Failure to Maintain Clean and Sanitary Resident Rooms and Bathrooms
Penalty
Summary
The deficiency involves the facility’s failure to maintain a clean and sanitary environment in multiple resident rooms and bathrooms, contrary to its own policies on routine bathroom cleaning and routine cleaning and disinfection. The facility’s policies, dated 6/2025, required providing a clean and sanitary environment, cleaning the entire toilet including the handle and underside of the flush rim with disinfectant and appropriate contact time, and reporting damaged items in need of repair. Observations conducted on several days showed that in one room, a motorized wheelchair had dried debris on the cushion, arms, and a large amount of multi-colored debris on the undercarriage. In another room, a wheelchair with a fabric heel protector cushion used as an armrest was spattered with small to pea-sized unknown multi-colored particles. Additional observations revealed that several resident bathrooms were not maintained in a sanitary condition.
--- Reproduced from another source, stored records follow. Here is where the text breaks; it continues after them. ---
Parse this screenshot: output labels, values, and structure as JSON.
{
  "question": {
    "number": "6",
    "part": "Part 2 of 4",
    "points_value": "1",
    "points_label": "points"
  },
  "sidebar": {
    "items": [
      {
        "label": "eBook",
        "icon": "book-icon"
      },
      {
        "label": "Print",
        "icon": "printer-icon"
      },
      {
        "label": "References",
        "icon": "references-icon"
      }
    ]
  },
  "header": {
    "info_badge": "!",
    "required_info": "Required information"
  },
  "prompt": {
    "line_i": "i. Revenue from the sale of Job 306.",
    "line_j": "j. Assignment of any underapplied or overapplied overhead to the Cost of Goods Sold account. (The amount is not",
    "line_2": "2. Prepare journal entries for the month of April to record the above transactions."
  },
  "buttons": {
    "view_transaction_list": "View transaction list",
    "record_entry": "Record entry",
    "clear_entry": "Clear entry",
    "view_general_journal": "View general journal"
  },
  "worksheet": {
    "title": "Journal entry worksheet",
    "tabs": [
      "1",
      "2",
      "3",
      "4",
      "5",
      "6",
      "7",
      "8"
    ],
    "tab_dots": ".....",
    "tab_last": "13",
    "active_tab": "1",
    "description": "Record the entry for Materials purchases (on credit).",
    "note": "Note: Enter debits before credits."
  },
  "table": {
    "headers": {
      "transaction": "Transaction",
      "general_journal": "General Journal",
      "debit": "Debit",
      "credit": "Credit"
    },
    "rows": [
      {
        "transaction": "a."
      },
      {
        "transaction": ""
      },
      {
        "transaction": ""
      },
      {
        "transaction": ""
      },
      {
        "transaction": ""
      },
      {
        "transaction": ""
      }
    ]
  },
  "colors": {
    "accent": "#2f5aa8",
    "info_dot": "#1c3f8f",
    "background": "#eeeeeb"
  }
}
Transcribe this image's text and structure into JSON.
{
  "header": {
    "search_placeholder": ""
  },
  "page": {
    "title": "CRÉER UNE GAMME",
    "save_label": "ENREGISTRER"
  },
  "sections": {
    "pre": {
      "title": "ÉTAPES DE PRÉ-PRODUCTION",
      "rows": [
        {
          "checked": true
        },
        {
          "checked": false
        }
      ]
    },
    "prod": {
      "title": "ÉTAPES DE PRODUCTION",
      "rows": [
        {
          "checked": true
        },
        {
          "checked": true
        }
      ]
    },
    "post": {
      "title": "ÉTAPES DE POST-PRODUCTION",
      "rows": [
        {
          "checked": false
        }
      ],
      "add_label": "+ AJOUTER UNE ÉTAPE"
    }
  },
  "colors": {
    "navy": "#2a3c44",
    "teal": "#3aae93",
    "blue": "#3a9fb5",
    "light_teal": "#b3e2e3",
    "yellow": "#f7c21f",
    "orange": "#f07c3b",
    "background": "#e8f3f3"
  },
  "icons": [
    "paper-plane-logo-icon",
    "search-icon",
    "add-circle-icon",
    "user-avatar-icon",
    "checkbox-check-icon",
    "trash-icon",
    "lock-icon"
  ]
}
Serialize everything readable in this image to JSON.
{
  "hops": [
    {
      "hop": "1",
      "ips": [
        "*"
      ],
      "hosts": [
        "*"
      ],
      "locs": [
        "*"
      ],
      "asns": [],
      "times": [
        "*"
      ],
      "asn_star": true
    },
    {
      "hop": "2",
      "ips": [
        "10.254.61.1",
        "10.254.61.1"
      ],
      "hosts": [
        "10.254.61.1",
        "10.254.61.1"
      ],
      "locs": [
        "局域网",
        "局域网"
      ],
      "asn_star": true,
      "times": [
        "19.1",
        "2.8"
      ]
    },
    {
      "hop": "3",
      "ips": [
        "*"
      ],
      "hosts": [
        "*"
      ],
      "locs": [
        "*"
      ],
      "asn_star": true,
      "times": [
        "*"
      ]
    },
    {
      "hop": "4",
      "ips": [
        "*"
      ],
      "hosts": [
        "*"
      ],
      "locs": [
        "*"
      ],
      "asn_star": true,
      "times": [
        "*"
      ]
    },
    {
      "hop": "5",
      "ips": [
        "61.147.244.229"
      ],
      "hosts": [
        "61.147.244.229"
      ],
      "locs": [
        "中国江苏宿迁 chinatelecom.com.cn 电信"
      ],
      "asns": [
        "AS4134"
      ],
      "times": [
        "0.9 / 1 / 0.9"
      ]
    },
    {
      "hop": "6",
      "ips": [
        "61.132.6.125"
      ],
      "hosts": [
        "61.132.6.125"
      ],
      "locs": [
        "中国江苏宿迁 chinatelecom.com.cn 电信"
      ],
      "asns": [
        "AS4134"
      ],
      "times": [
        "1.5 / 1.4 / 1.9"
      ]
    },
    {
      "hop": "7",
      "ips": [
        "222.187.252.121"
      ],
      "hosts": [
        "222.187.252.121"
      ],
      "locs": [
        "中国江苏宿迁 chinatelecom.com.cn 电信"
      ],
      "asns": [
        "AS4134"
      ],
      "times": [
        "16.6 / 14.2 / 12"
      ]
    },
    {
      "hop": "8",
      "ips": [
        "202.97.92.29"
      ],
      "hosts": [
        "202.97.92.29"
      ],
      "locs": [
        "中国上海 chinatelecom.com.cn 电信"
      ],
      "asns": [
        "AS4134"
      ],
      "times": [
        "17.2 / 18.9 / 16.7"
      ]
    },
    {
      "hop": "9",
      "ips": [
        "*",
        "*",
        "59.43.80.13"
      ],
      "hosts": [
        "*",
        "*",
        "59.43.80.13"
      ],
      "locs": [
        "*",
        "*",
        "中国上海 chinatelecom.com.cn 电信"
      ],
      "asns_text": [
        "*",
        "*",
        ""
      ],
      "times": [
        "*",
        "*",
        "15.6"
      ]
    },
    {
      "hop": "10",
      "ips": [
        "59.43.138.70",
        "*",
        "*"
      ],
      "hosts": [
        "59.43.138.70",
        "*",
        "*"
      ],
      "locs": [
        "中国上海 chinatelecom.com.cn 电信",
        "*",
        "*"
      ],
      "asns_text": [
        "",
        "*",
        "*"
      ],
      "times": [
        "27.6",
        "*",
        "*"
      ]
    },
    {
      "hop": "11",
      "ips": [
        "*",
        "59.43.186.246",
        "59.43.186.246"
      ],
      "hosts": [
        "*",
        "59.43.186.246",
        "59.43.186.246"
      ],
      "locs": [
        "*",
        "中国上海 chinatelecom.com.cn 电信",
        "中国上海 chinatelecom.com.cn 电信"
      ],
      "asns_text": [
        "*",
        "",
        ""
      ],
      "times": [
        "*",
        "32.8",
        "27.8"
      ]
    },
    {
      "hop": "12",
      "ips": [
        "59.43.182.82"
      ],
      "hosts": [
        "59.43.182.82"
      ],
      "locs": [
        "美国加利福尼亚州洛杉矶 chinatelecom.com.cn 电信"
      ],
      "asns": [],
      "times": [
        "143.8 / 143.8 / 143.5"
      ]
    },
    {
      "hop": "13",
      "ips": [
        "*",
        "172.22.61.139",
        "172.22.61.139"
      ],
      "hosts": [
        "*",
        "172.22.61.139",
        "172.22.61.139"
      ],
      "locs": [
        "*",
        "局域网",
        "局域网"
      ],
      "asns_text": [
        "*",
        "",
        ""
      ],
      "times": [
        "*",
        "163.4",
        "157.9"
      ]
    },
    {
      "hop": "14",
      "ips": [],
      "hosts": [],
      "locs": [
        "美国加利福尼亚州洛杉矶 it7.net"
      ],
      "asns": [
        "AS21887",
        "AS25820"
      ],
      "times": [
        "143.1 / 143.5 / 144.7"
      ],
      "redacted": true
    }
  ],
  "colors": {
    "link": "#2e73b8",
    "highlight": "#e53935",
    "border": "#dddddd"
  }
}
One bathroom had a trash can without a bag and with a dried brown substance on the outside, rim, and inside of the can, as well as a toilet seat with two areas of dried yellow residue and a yellow/orange substance around the base of the toilet. Other bathrooms in different rooms had yellow/orange or brown residue around or at the front base of the toilets. During an observation and interview in one of the bathrooms, the Administrator initially suggested the substance around the toilets might be related to the wax ring, but after wiping a small area with a wet wipe, the yellow/orange substance was easily removed, and the Administrator confirmed the area around the toilet was not clean.